Doctor of Philosophy (PhD)

Department

College of Engineering and Computing

Advisor

James Cannady

Committee Member

Liu Peixiang

Committee Member

Glyn Gowing

Abstract

Mobile ad hoc networks (MANETs) have experienced rapid growth in their use for various military, medical, and commercial scenarios. This is due to their dynamic nature that enables the deployment of such networks, in any target environment, without the need for a pre-existing infrastructure.
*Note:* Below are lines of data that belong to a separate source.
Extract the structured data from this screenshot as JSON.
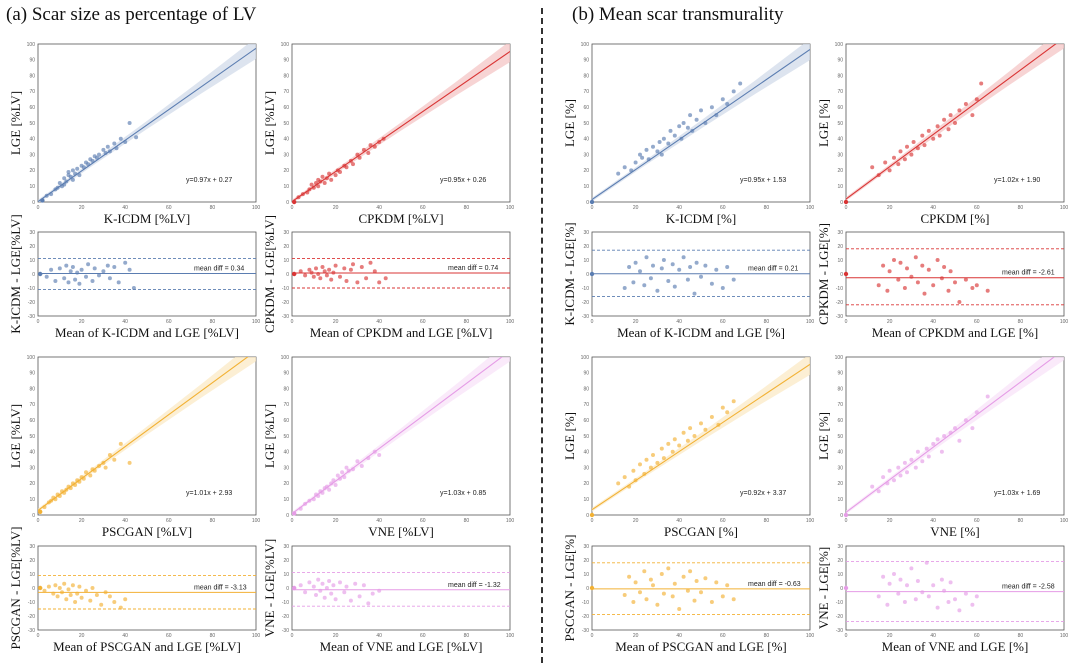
{
  "panels": {
    "a": {
      "title": "(a) Scar size as percentage of LV"
    },
    "b": {
      "title": "(b) Mean scar transmurality"
    }
  },
  "chart_data": [
    {
      "type": "scatter",
      "panel": "a",
      "subplot": "regression",
      "color": "#5B7DB1",
      "xlabel": "K-ICDM [%LV]",
      "ylabel": "LGE [%LV]",
      "xlim": [
        0,
        100
      ],
      "ylim": [
        0,
        100
      ],
      "equation": "y=0.97x + 0.27",
      "slope": 0.97,
      "intercept": 0.27,
      "x": [
        2,
        4,
        6,
        8,
        9,
        10,
        11,
        12,
        12,
        13,
        14,
        14,
        15,
        16,
        16,
        17,
        18,
        19,
        20,
        21,
        22,
        23,
        24,
        25,
        26,
        27,
        28,
        30,
        31,
        32,
        33,
        35,
        36,
        38,
        40,
        42,
        45
      ],
      "y": [
        1,
        4,
        5,
        8,
        9,
        12,
        10,
        11,
        15,
        13,
        17,
        19,
        16,
        14,
        20,
        18,
        21,
        17,
        23,
        22,
        25,
        24,
        27,
        26,
        29,
        28,
        30,
        33,
        31,
        35,
        32,
        37,
        34,
        40,
        38,
        50,
        41
      ]
    },
    {
      "type": "scatter",
      "panel": "a",
      "subplot": "bland-altman",
      "color": "#5B7DB1",
      "xlabel": "Mean of K-ICDM and LGE [%LV]",
      "ylabel": "K-ICDM - LGE[%LV]",
      "xlim": [
        0,
        100
      ],
      "ylim": [
        -30,
        30
      ],
      "annotation": "mean diff = 0.34",
      "mean_diff": 0.34,
      "loa": [
        -11,
        11
      ],
      "x": [
        1,
        4,
        6,
        8,
        10,
        12,
        13,
        14,
        15,
        16,
        17,
        18,
        19,
        20,
        22,
        23,
        25,
        26,
        28,
        30,
        32,
        33,
        35,
        37,
        40,
        42,
        44
      ],
      "y": [
        0,
        -2,
        3,
        -5,
        4,
        -3,
        6,
        -6,
        2,
        5,
        -4,
        1,
        -7,
        3,
        -2,
        7,
        -5,
        4,
        -1,
        2,
        6,
        -3,
        5,
        -6,
        8,
        3,
        -10
      ]
    },
    {
      "type": "scatter",
      "panel": "a",
      "subplot": "regression",
      "color": "#D93535",
      "xlabel": "CPKDM [%LV]",
      "ylabel": "LGE [%LV]",
      "xlim": [
        0,
        100
      ],
      "ylim": [
        0,
        100
      ],
      "equation": "y=0.95x + 0.26",
      "slope": 0.95,
      "intercept": 0.26,
      "x": [
        1,
        3,
        5,
        7,
        8,
        9,
        10,
        11,
        12,
        12,
        13,
        14,
        15,
        16,
        17,
        18,
        20,
        21,
        22,
        24,
        25,
        27,
        28,
        30,
        31,
        33,
        35,
        36,
        38,
        40,
        42
      ],
      "y": [
        0,
        3,
        5,
        6,
        8,
        11,
        9,
        12,
        10,
        14,
        13,
        16,
        12,
        15,
        18,
        14,
        17,
        20,
        19,
        23,
        22,
        26,
        24,
        30,
        28,
        33,
        31,
        36,
        35,
        38,
        40
      ]
    },
    {
      "type": "scatter",
      "panel": "a",
      "subplot": "bland-altman",
      "color": "#D93535",
      "xlabel": "Mean of CPKDM and LGE [%LV]",
      "ylabel": "CPKDM - LGE[%LV]",
      "xlim": [
        0,
        100
      ],
      "ylim": [
        -30,
        30
      ],
      "annotation": "mean diff = 0.74",
      "mean_diff": 0.74,
      "loa": [
        -10,
        11
      ],
      "x": [
        1,
        4,
        6,
        8,
        9,
        10,
        11,
        12,
        13,
        14,
        15,
        16,
        17,
        18,
        19,
        20,
        22,
        24,
        25,
        27,
        28,
        30,
        32,
        34,
        36,
        38,
        40,
        43
      ],
      "y": [
        0,
        2,
        -1,
        3,
        1,
        -2,
        4,
        0,
        -3,
        5,
        2,
        -1,
        3,
        -4,
        1,
        6,
        -2,
        4,
        -5,
        3,
        7,
        -6,
        5,
        -3,
        8,
        2,
        -6,
        -3
      ]
    },
    {
      "type": "scatter",
      "panel": "a",
      "subplot": "regression",
      "color": "#F2B134",
      "xlabel": "PSCGAN [%LV]",
      "ylabel": "LGE [%LV]",
      "xlim": [
        0,
        100
      ],
      "ylim": [
        0,
        100
      ],
      "equation": "y=1.01x + 2.93",
      "slope": 1.01,
      "intercept": 2.93,
      "x": [
        1,
        3,
        5,
        6,
        7,
        8,
        9,
        10,
        11,
        12,
        13,
        14,
        15,
        16,
        17,
        18,
        19,
        20,
        21,
        22,
        24,
        25,
        26,
        28,
        30,
        31,
        33,
        35,
        38,
        42
      ],
      "y": [
        2,
        5,
        8,
        9,
        11,
        10,
        13,
        12,
        15,
        14,
        16,
        18,
        17,
        20,
        19,
        22,
        21,
        24,
        23,
        27,
        25,
        29,
        28,
        31,
        33,
        30,
        38,
        35,
        45,
        33
      ]
    },
    {
      "type": "scatter",
      "panel": "a",
      "subplot": "bland-altman",
      "color": "#F2B134",
      "xlabel": "Mean of PSCGAN and LGE [%LV]",
      "ylabel": "PSCGAN - LGE[%LV]",
      "xlim": [
        0,
        100
      ],
      "ylim": [
        -30,
        30
      ],
      "annotation": "mean diff = -3.13",
      "mean_diff": -3.13,
      "loa": [
        -15,
        9
      ],
      "x": [
        1,
        3,
        5,
        7,
        8,
        9,
        10,
        11,
        12,
        13,
        14,
        15,
        16,
        17,
        18,
        19,
        20,
        22,
        24,
        25,
        27,
        29,
        31,
        33,
        35,
        38,
        40
      ],
      "y": [
        0,
        -2,
        1,
        -4,
        2,
        -6,
        0,
        -3,
        3,
        -8,
        -1,
        -5,
        2,
        -10,
        -4,
        1,
        -7,
        -2,
        -9,
        0,
        -5,
        -12,
        -3,
        -6,
        -10,
        -14,
        -8
      ]
    },
    {
      "type": "scatter",
      "panel": "a",
      "subplot": "regression",
      "color": "#E59CE6",
      "xlabel": "VNE [%LV]",
      "ylabel": "LGE [%LV]",
      "xlim": [
        0,
        100
      ],
      "ylim": [
        0,
        100
      ],
      "equation": "y=1.03x + 0.85",
      "slope": 1.03,
      "intercept": 0.85,
      "x": [
        1,
        4,
        6,
        8,
        10,
        11,
        12,
        13,
        14,
        15,
        16,
        17,
        18,
        19,
        20,
        21,
        22,
        23,
        24,
        25,
        26,
        28,
        30,
        32,
        35,
        38,
        40
      ],
      "y": [
        1,
        4,
        7,
        9,
        10,
        13,
        12,
        15,
        14,
        17,
        18,
        16,
        20,
        22,
        19,
        25,
        23,
        27,
        24,
        30,
        28,
        29,
        34,
        31,
        36,
        40,
        38
      ]
    },
    {
      "type": "scatter",
      "panel": "a",
      "subplot": "bland-altman",
      "color": "#E59CE6",
      "xlabel": "Mean of VNE and LGE [%LV]",
      "ylabel": "VNE - LGE[%LV]",
      "xlim": [
        0,
        100
      ],
      "ylim": [
        -30,
        30
      ],
      "annotation": "mean diff = -1.32",
      "mean_diff": -1.32,
      "loa": [
        -13,
        11
      ],
      "x": [
        1,
        4,
        6,
        8,
        10,
        11,
        12,
        13,
        14,
        15,
        16,
        17,
        18,
        19,
        20,
        22,
        24,
        25,
        27,
        29,
        31,
        33,
        35,
        37,
        40
      ],
      "y": [
        0,
        2,
        -3,
        4,
        1,
        -5,
        6,
        -2,
        3,
        -7,
        0,
        5,
        -4,
        2,
        -8,
        4,
        -3,
        1,
        -9,
        3,
        -6,
        2,
        -11,
        -4,
        -2
      ]
    },
    {
      "type": "scatter",
      "panel": "b",
      "subplot": "regression",
      "color": "#5B7DB1",
      "xlabel": "K-ICDM [%]",
      "ylabel": "LGE [%]",
      "xlim": [
        0,
        100
      ],
      "ylim": [
        0,
        100
      ],
      "equation": "y=0.95x + 1.53",
      "slope": 0.95,
      "intercept": 1.53,
      "x": [
        0,
        12,
        15,
        18,
        20,
        22,
        23,
        25,
        26,
        28,
        30,
        31,
        32,
        33,
        35,
        36,
        38,
        40,
        41,
        42,
        44,
        45,
        46,
        48,
        50,
        52,
        55,
        57,
        60,
        62,
        65,
        68
      ],
      "y": [
        0,
        18,
        22,
        20,
        25,
        30,
        28,
        33,
        27,
        35,
        32,
        38,
        30,
        40,
        37,
        45,
        42,
        48,
        40,
        50,
        47,
        55,
        45,
        52,
        58,
        50,
        60,
        55,
        65,
        62,
        70,
        75
      ]
    },
    {
      "type": "scatter",
      "panel": "b",
      "subplot": "bland-altman",
      "color": "#5B7DB1",
      "xlabel": "Mean of K-ICDM and LGE [%]",
      "ylabel": "K-ICDM - LGE[%]",
      "xlim": [
        0,
        100
      ],
      "ylim": [
        -30,
        30
      ],
      "annotation": "mean diff = 0.21",
      "mean_diff": 0.21,
      "loa": [
        -16,
        17
      ],
      "x": [
        0,
        15,
        17,
        19,
        20,
        22,
        24,
        25,
        27,
        28,
        30,
        32,
        33,
        35,
        37,
        38,
        40,
        42,
        44,
        45,
        47,
        48,
        50,
        52,
        55,
        57,
        60,
        62,
        65
      ],
      "y": [
        0,
        -10,
        5,
        -6,
        8,
        2,
        -8,
        12,
        -3,
        6,
        -12,
        4,
        10,
        -5,
        7,
        -9,
        3,
        12,
        -4,
        5,
        -14,
        8,
        -2,
        6,
        -7,
        3,
        -10,
        5,
        -4
      ]
    },
    {
      "type": "scatter",
      "panel": "b",
      "subplot": "regression",
      "color": "#D93535",
      "xlabel": "CPKDM [%]",
      "ylabel": "LGE [%]",
      "xlim": [
        0,
        100
      ],
      "ylim": [
        0,
        100
      ],
      "equation": "y=1.02x + 1.90",
      "slope": 1.02,
      "intercept": 1.9,
      "x": [
        0,
        12,
        15,
        18,
        20,
        22,
        24,
        25,
        27,
        28,
        30,
        31,
        33,
        35,
        36,
        38,
        40,
        42,
        43,
        45,
        47,
        48,
        50,
        52,
        55,
        58,
        60,
        62
      ],
      "y": [
        0,
        22,
        17,
        25,
        20,
        28,
        24,
        32,
        27,
        35,
        30,
        38,
        34,
        42,
        36,
        45,
        40,
        48,
        42,
        52,
        46,
        55,
        50,
        58,
        62,
        55,
        65,
        75
      ]
    },
    {
      "type": "scatter",
      "panel": "b",
      "subplot": "bland-altman",
      "color": "#D93535",
      "xlabel": "Mean of CPKDM and LGE [%]",
      "ylabel": "CPKDM - LGE[%]",
      "xlim": [
        0,
        100
      ],
      "ylim": [
        -30,
        30
      ],
      "annotation": "mean diff = -2.61",
      "mean_diff": -2.61,
      "loa": [
        -22,
        18
      ],
      "x": [
        0,
        15,
        17,
        19,
        20,
        22,
        24,
        25,
        27,
        28,
        30,
        32,
        33,
        35,
        36,
        38,
        40,
        42,
        44,
        45,
        47,
        48,
        50,
        52,
        55,
        58,
        60,
        65
      ],
      "y": [
        0,
        -8,
        6,
        -12,
        2,
        10,
        -4,
        8,
        -10,
        4,
        -2,
        12,
        -6,
        6,
        -14,
        3,
        -8,
        10,
        -3,
        5,
        -12,
        2,
        -6,
        -20,
        -4,
        -10,
        -8,
        -12
      ]
    },
    {
      "type": "scatter",
      "panel": "b",
      "subplot": "regression",
      "color": "#F2B134",
      "xlabel": "PSCGAN [%]",
      "ylabel": "LGE [%]",
      "xlim": [
        0,
        100
      ],
      "ylim": [
        0,
        100
      ],
      "equation": "y=0.92x + 3.37",
      "slope": 0.92,
      "intercept": 3.37,
      "x": [
        0,
        12,
        15,
        17,
        19,
        20,
        22,
        24,
        25,
        27,
        28,
        30,
        32,
        33,
        35,
        37,
        38,
        40,
        42,
        44,
        45,
        47,
        50,
        52,
        55,
        58,
        60,
        62,
        65
      ],
      "y": [
        0,
        20,
        24,
        18,
        28,
        22,
        32,
        26,
        35,
        30,
        38,
        33,
        42,
        36,
        45,
        40,
        48,
        44,
        52,
        47,
        55,
        50,
        58,
        54,
        62,
        57,
        68,
        65,
        72
      ]
    },
    {
      "type": "scatter",
      "panel": "b",
      "subplot": "bland-altman",
      "color": "#F2B134",
      "xlabel": "Mean of PSCGAN and LGE [%]",
      "ylabel": "PSCGAN - LGE[%]",
      "xlim": [
        0,
        100
      ],
      "ylim": [
        -30,
        30
      ],
      "annotation": "mean diff = -0.63",
      "mean_diff": -0.63,
      "loa": [
        -19,
        18
      ],
      "x": [
        0,
        15,
        17,
        19,
        20,
        22,
        24,
        25,
        27,
        28,
        30,
        32,
        33,
        35,
        37,
        38,
        40,
        42,
        44,
        45,
        47,
        48,
        50,
        52,
        55,
        57,
        60,
        62,
        65
      ],
      "y": [
        0,
        -5,
        8,
        -10,
        4,
        -3,
        12,
        -8,
        6,
        2,
        -12,
        10,
        -4,
        14,
        -6,
        3,
        -15,
        8,
        -2,
        12,
        -9,
        5,
        -3,
        7,
        -10,
        4,
        -6,
        2,
        -8
      ]
    },
    {
      "type": "scatter",
      "panel": "b",
      "subplot": "regression",
      "color": "#E59CE6",
      "xlabel": "VNE [%]",
      "ylabel": "LGE [%]",
      "xlim": [
        0,
        100
      ],
      "ylim": [
        0,
        100
      ],
      "equation": "y=1.03x + 1.69",
      "slope": 1.03,
      "intercept": 1.69,
      "x": [
        0,
        12,
        15,
        17,
        19,
        20,
        22,
        24,
        25,
        27,
        28,
        30,
        32,
        33,
        35,
        37,
        38,
        40,
        42,
        44,
        45,
        48,
        50,
        52,
        55,
        58,
        60,
        65
      ],
      "y": [
        0,
        18,
        15,
        24,
        20,
        28,
        22,
        30,
        25,
        33,
        27,
        35,
        30,
        40,
        34,
        42,
        37,
        45,
        48,
        40,
        50,
        52,
        55,
        47,
        60,
        55,
        65,
        75
      ]
    },
    {
      "type": "scatter",
      "panel": "b",
      "subplot": "bland-altman",
      "color": "#E59CE6",
      "xlabel": "Mean of VNE and LGE [%]",
      "ylabel": "VNE - LGE[%]",
      "xlim": [
        0,
        100
      ],
      "ylim": [
        -30,
        30
      ],
      "annotation": "mean diff = -2.58",
      "mean_diff": -2.58,
      "loa": [
        -24,
        19
      ],
      "x": [
        0,
        15,
        17,
        19,
        20,
        22,
        24,
        25,
        27,
        28,
        30,
        32,
        33,
        35,
        37,
        38,
        40,
        42,
        44,
        45,
        47,
        48,
        50,
        52,
        55,
        58,
        60
      ],
      "y": [
        0,
        -6,
        8,
        -12,
        3,
        10,
        -4,
        6,
        -10,
        2,
        14,
        -8,
        5,
        -3,
        18,
        -6,
        2,
        -14,
        6,
        -2,
        -10,
        4,
        -8,
        -16,
        -4,
        -12,
        -6
      ]
    }
  ]
}
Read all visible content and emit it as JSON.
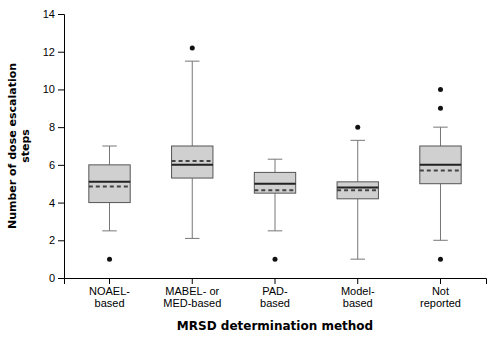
{
  "chart_data": {
    "type": "box",
    "xlabel": "MRSD determination method",
    "ylabel": "Number of dose escalation\nsteps",
    "categories": [
      "NOAEL-\nbased",
      "MABEL- or\nMED-based",
      "PAD-\nbased",
      "Model-\nbased",
      "Not\nreported"
    ],
    "boxes": [
      {
        "q1": 4.0,
        "median": 5.1,
        "mean": 4.85,
        "q3": 6.0,
        "whislo": 2.5,
        "whishi": 7.0,
        "fliers": [
          1.0
        ]
      },
      {
        "q1": 5.3,
        "median": 6.0,
        "mean": 6.2,
        "q3": 7.0,
        "whislo": 2.1,
        "whishi": 11.5,
        "fliers": [
          12.2
        ]
      },
      {
        "q1": 4.5,
        "median": 5.0,
        "mean": 4.65,
        "q3": 5.6,
        "whislo": 2.5,
        "whishi": 6.3,
        "fliers": [
          1.0
        ]
      },
      {
        "q1": 4.2,
        "median": 4.8,
        "mean": 4.65,
        "q3": 5.1,
        "whislo": 1.0,
        "whishi": 7.3,
        "fliers": [
          8.0
        ]
      },
      {
        "q1": 5.0,
        "median": 6.0,
        "mean": 5.7,
        "q3": 7.0,
        "whislo": 2.0,
        "whishi": 8.0,
        "fliers": [
          1.0,
          9.0,
          10.0
        ]
      }
    ],
    "ylim": [
      0,
      14
    ],
    "yticks": [
      0,
      2,
      4,
      6,
      8,
      10,
      12,
      14
    ],
    "color": "#d0d0d0",
    "grid": false
  }
}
On the other hand, the unique characteristics of MANETs, such as the lack of central networking points, limited wireless range, and constrained resources, have made the quest for securing such networks a challenging task. A large number of studies have focused on intrusion detection systems (IDSs) as a solid line of defense against various attacks targeting the vulnerable nature of MANETs. Since cooperation between nodes is mandatory to detect complex attacks in real time, various solutions have been proposed to provide cooperative IDSs (CIDSs) in efforts to improve detection efficiency. However, all of these solutions suffer from high rates of false alarms, and they violate the constrained-bandwidth nature of MANETs. To overcome these two problems, this research presented a novel CIDS utilizing the concept of social communities and the Dempster-Shafer theory (DST) of evidence. The concept of social communities was intended to establish reliable cooperative detection reporting while consuming minimal bandwidth. On the other hand, DST targeted decreasing false accusations through honoring partial/lack of evidence obtained solely from reliable sources. Experimental evaluation of the proposed CIDS resulted in consistently high detection rates, low false alarms rates, and low bandwidth consumption. The results of this research demonstrated the viability of applying the social communities concept combined with DST in achieving high detection accuracy and minimized bandwidth consumption throughout the detection process.